Capital adequacy*

The objective of capital adequacy management is to maintain capital in a continuous manner on a level that is adequate to the risk scale and profile of the Group's activities.

Capital adequacy is the maintenance of a level of own funds by the PKO Bank Polski SA Group which exceeds higher of the: sum of regulatory capital requirements (the so-called Pillar 1) and sum of internal capital requirements (the so-called Pillar 2).

The objective of capital adequacy management is to maintain capital in a continuous manner on a level that is adequate to the risk scale and profile of the Group's activities.

The process of managing the Group’s capital adequacy comprises:

  • identifying and monitoring of all of significant risks,
  • assessing internal capital to cover the particular risk types and total internal capital,
  • monitoring, reporting, forecasting and limiting of capital adequacy,
  • performing internal capital allocations to business segments, client segments and entities of the Group in connection with profitability analyses,
  • using tools affecting the capital adequacy level (including: tools affecting the level of own funds, the scale of own funds item reductions and the level of the loan portfolio). 

The main measures of capital adequacy are:

  • the capital adequacy ratio of which minimum level in accordance with the Banking Law is 8%,
  • the ratio of own funds to internal capital of which minimum level in accordance with the Banking Act is 1.0,
  • the capital adequacy ratio of common equity Tier 1 (Common Equity Tier 1 Ratio).

The level of the PKO Bank Polski SA Group’s capital adequacy in 2013 remained at a safe level, significantly above the statutory limits.

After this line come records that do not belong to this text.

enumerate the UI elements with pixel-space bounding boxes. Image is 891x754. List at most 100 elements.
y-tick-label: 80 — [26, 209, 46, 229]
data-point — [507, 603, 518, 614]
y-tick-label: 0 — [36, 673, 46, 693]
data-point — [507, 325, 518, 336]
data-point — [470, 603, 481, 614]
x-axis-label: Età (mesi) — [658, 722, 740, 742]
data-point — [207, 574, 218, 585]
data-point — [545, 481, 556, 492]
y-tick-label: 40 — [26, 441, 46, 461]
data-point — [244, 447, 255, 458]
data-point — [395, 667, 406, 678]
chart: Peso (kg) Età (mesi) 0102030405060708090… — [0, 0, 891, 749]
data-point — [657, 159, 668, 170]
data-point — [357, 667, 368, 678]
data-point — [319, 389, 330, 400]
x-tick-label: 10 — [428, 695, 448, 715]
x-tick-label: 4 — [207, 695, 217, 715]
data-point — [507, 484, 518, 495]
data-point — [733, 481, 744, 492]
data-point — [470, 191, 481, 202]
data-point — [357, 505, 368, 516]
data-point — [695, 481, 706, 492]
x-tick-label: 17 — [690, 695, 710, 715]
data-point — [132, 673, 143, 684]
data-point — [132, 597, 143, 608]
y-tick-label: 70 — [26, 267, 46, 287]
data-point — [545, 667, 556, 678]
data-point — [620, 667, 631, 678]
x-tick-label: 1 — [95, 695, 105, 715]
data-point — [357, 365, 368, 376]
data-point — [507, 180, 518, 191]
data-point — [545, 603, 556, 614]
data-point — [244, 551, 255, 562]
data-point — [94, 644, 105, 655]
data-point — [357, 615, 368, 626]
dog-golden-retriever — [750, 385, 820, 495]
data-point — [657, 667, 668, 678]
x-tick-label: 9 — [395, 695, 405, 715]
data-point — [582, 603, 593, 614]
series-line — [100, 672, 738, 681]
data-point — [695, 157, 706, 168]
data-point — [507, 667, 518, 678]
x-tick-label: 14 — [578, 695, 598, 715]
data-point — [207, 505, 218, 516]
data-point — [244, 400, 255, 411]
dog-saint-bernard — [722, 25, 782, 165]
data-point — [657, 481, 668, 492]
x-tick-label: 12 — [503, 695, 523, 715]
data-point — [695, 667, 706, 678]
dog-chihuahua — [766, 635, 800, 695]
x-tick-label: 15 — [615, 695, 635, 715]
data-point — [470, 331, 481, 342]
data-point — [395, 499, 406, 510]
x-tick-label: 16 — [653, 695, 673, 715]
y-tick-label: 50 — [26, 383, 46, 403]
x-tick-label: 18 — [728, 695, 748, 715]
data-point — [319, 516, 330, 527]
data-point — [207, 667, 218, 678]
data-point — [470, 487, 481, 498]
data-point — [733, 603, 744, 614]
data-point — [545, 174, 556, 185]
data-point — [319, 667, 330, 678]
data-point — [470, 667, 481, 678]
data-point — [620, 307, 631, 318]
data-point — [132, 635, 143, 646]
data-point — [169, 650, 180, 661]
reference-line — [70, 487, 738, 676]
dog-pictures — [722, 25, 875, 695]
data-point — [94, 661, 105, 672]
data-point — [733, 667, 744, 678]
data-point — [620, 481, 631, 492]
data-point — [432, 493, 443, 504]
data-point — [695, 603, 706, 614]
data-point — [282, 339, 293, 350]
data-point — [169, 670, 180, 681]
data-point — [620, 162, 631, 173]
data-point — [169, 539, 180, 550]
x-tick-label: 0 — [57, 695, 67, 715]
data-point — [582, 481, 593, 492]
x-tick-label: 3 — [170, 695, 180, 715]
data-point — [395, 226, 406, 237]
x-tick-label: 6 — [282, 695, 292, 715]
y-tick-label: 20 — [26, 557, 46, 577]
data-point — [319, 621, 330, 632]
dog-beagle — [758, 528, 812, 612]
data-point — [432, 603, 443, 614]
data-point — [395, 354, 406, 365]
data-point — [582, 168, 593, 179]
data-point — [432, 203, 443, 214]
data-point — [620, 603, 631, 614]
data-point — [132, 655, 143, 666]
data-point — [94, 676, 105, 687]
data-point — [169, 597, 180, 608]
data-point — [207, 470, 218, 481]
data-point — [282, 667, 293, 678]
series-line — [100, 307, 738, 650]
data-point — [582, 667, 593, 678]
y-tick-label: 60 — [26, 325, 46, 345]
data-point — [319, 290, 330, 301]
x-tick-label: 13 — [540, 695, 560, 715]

Capital adequacy of the PKO Bank Polski SA Group (in PLN million)

As at 31 December 2013 compared with 31 December 2012, the Group’s capital adequacy ratio increased by 0.7 pp. to the level of 13.58%, as a result of the increase in the Group’s own funds by 5.6% y/y accompanied by the increase in the Group’s total capital requirement by 0.2% y/y. As at 31 December 2013 compared with 31 December 2012, the Group’s total capital requirement increased by PLN 27.1 million, mainly as a result of an increase in the capital requirement in respect of credit risk while the Group’s own funds increased by PLN 1 127.3 million, mainly as a result of including in funds Bank’s net profit for 2012 less dividend paid (in amount PLN 1 431.2 million).

The Group calculates capital requirements in accordance with the Resolution No. 76/2010 of the Polish Financial Supervision Authority of 10 March 2010 on the scope and detailed principles of determining capital requirements for particular types of risk (Official Journal of the PFSA No. 2, item 11 of 9 April 2010 with subsequent amendments): in respect of credit risk – using the standard method, in the respect of the Bank’s operational risk – the advanced measurement approach (AMA) and for the Group entities –the basic index (BIA), in respect of market risk - the basic methods.

An increase in the capital requirement in respect of credit risk by 2.0% y/y to the level of PLN 11 594.0 million contributed an increase in the loan portfolio.
A decrease in the capital requirement in respect of market risk by 33.8% to the level of PLN 327.3 million comprise mainly of securities underwriting agreements of corporate bonds and corporate bonds’ portfolio (the total decrease in the requirement in respect of exchangeable bonds by aprox. 57%).
There was also an insignificant decrease in the capital requirement in respect of operational risk by 4.4% y/y to the level of PLN 630.9 million. 

*Own funds for the purposes of capital adequacy are calculated in accordance with the provisions of the Banking Law and Resolution of the Polish Financial Supervision Authority No. 325/2011 of 20 December 2011 on deductions from own funds, their amount, scope and conditions of their deduction from a bank's own funds, other statement of financial position items included in supplementary funds, their amount, scope and conditions of their inclusion in bank’s supplementary funds, deductions from supplementary funds, their amount, scope and conditions of their deduction from supplementary funds and the scope and manner of treating the activity of banks that are members of conglomerates in calculating own funds (Official Journal of PFSA No. 13, item 49 of 30 December 2011).